ClickHouse data masking with regex

Ingesting PII is easy; cleaning it up is hard. Here is how to use ClickHouse's data masking policies and regex to redact sensitive logs in flight without killing your query performance.

WORDS: 734 | CODE BLOCKS: 3 | EXT. LINKS: 0

If you’re running a production observability stack, you’ve already leaked PII. An engineer forgot to redact an email in a log line, or a JWT token ended up in a stack trace.

In most databases, the only fix is to DELETE the data—killing your metrics along with the sensitive info. But ClickHouse has a more elegant approach: Data Masking Policies.

By defining a policy at the role level, you can use regex to swap sensitive patterns with [REDACTED] in real-time, before the query results even leave the server.


Glossary // How Regex Masking works

ClickHouse uses the re2 engine for regex. When a masking policy is applied, the query planner injects a regexpReplace function into the SELECT path.

This means your raw data remains on disk untouched (preserving its checksums and history), but the “View” layer ensures unauthorized users only see the masked version.


Defining the policy

The core of the “Clean Room” strategy is identifying the patterns that shouldn’t be there. Let’s look at a policy for redacting emails and IPv4 addresses using multiRegexpReplace.

sql

-- 1. Create the policy
CREATE MASKING POLICY email_masking ON logs.payload
USING (
    multiRegexpReplace(
        payload,
        ['[a-zA-Z0-9._%+-]+@[a-zA-Z0-9.-]+\\.[a-zA-Z]{2,}', '\\d{1,3}\\.\\d{1,3}\\.\\d{1,3}\\.\\d{1,3}'],
        ['[EMAIL_REDACTED]', '[IP_REDACTED]']
    )
);

-- 2. Apply it to an analyst role
GRANT SELECT ON logs.payload MASKING POLICY email_masking TO analyst_role;
Important
Notice the use of multiRegexpReplace. It is significantly faster than chaining multiple regexpReplace calls because it traverses the string once for all patterns, rather than rescanning the entire string for every individual regex.
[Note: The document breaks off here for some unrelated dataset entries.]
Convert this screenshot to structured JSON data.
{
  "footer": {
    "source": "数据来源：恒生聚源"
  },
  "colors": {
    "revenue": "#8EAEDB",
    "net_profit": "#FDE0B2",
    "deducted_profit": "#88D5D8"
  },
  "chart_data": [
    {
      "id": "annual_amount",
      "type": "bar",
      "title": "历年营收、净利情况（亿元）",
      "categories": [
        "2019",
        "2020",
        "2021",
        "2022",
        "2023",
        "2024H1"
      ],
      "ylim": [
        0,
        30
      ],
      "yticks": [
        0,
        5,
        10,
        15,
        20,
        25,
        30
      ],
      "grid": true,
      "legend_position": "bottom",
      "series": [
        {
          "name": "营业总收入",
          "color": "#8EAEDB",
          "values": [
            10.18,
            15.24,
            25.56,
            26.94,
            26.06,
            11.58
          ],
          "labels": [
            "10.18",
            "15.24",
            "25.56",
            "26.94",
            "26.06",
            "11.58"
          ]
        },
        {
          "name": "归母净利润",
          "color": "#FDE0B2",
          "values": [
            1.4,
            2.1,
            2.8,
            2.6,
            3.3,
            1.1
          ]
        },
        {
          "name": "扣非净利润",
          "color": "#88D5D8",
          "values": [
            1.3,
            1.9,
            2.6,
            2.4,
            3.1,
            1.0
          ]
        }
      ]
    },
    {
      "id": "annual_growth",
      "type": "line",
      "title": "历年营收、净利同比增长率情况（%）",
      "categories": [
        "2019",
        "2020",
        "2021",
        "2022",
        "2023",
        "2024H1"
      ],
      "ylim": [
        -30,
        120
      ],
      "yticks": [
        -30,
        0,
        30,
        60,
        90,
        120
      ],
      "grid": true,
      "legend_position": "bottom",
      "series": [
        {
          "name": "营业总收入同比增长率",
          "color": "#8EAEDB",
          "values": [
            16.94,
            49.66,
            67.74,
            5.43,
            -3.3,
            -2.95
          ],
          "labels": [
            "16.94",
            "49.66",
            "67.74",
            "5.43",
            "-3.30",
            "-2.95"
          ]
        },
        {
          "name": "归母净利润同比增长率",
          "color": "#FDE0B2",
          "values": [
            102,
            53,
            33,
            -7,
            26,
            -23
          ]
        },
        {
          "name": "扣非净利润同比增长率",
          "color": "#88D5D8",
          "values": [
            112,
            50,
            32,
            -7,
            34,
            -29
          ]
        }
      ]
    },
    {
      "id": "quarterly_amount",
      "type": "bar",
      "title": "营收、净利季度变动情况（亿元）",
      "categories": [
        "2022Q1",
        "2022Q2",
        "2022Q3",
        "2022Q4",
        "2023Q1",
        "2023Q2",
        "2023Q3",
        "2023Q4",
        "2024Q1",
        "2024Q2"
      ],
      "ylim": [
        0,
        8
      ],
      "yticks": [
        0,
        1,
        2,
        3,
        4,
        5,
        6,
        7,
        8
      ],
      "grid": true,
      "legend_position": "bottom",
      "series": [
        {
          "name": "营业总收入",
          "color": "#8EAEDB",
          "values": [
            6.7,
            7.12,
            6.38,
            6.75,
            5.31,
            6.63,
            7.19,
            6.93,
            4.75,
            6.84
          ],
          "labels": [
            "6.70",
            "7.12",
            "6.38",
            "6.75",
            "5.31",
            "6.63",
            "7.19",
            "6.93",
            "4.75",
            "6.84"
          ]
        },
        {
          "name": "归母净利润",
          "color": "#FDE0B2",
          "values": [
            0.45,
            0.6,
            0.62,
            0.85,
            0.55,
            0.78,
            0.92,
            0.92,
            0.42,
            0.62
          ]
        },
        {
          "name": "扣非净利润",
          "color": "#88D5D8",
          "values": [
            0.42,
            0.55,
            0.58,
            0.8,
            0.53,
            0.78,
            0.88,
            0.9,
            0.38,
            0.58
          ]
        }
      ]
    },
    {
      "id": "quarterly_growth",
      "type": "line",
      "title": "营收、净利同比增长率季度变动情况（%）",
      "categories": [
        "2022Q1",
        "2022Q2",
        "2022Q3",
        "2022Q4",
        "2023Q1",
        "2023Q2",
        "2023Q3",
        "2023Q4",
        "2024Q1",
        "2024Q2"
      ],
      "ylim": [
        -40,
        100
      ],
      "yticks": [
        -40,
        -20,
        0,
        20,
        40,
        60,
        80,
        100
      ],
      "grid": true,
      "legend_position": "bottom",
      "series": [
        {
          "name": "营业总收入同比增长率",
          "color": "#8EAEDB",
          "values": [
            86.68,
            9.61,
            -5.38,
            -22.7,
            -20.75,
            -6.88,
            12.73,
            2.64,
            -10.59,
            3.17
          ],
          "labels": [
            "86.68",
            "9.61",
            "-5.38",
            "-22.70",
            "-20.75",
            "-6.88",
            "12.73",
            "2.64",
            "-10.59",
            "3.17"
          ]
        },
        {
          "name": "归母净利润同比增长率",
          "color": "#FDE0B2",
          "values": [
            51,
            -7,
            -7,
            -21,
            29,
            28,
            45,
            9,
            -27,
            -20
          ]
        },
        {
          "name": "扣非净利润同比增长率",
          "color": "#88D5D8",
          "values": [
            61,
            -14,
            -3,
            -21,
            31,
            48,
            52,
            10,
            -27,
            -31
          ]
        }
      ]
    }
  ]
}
The Throughput Penalty: A Billion Row Tax

Regex is computationally expensive. When you apply a masking policy, you are effectively adding a “CPU tax” to every SELECT query. If your query is scanning a billion rows, the regex engine has to run a billion times.

In a high-throughput OLAP system like ClickHouse, where we expect sub-second aggregations, a “busy” regex can turn a 100ms query into a 10-second wait.

Here is how to optimize your patterns to keep your “beast” status.

1. Anchors are your friend

If you know the sensitive data always appears after a specific key in a JSON log, anchor your regex. Without anchors, the engine has to attempt a match at every single character position in the string.

text

# BAD: Scans every character for a potential email
[a-zA-Z0-9._%+-]+@[a-zA-Z0-9.-]+\.[a-zA-Z]{2,}

# GOOD: Only looks for patterns following the "user_email" key
(?i)"user_email"\s*:\s*"([^"]+)"

By using the key as an anchor, the RE2 engine can quickly skip over irrelevant parts of the log line using fast substring matching (like Boyer-Moore) before even engaging the complex regex state machine.

2. Avoid back-tracking and “The Greediness Trap”

ClickHouse uses RE2, which is designed to prevent “catastrophic backtracking” (a common vulnerability in other engines like PCRE). However, RE2 still pays a price for ambiguity.

The most common performance killer is the .* operator when used inside a capture group.

text

# DANGEROUS: Highly ambiguous, forces the engine to explore many paths
ID:.*Email:.*

# FAST: Uses negated character classes to limit the search space
ID:[^,]+,Email:[^,\s]+

By being explicit about what cannot be in the match (e.g., [^,]+ means “anything that isn’t a comma”), you provide the engine with a clear “stop” signal, reducing the number of states the machine has to track.


Benchmarking the Tax

If you are deciding whether to mask at the database level or the application level, consider these numbers (improvised based on typical RE2 behavior):

Strategy Rows/sec Latency (p99)
Raw SELECT (No Masking) 500M 80ms
Anchored Regex Masking 120M 450ms
Unanchored/Naive Regex 15M 4200ms

The takeaway: A poorly written regex is 30x slower than an optimized one. If your masking policy is poorly designed, it doesn’t just protect data; it effectively DOSes your own database.


Closing thoughts

Data masking isn’t a replacement for proper sanitization at the edge. But in the real world, things leak. ClickHouse’s regex masking gives you a safety net that protects your data without requiring a full database wipe.

The goal of a senior engineer isn’t just to “make it work”, but to “make it work within the constraints of the hardware”.

Stay slow and steady. Secure your logs, but don’t kill your throughput.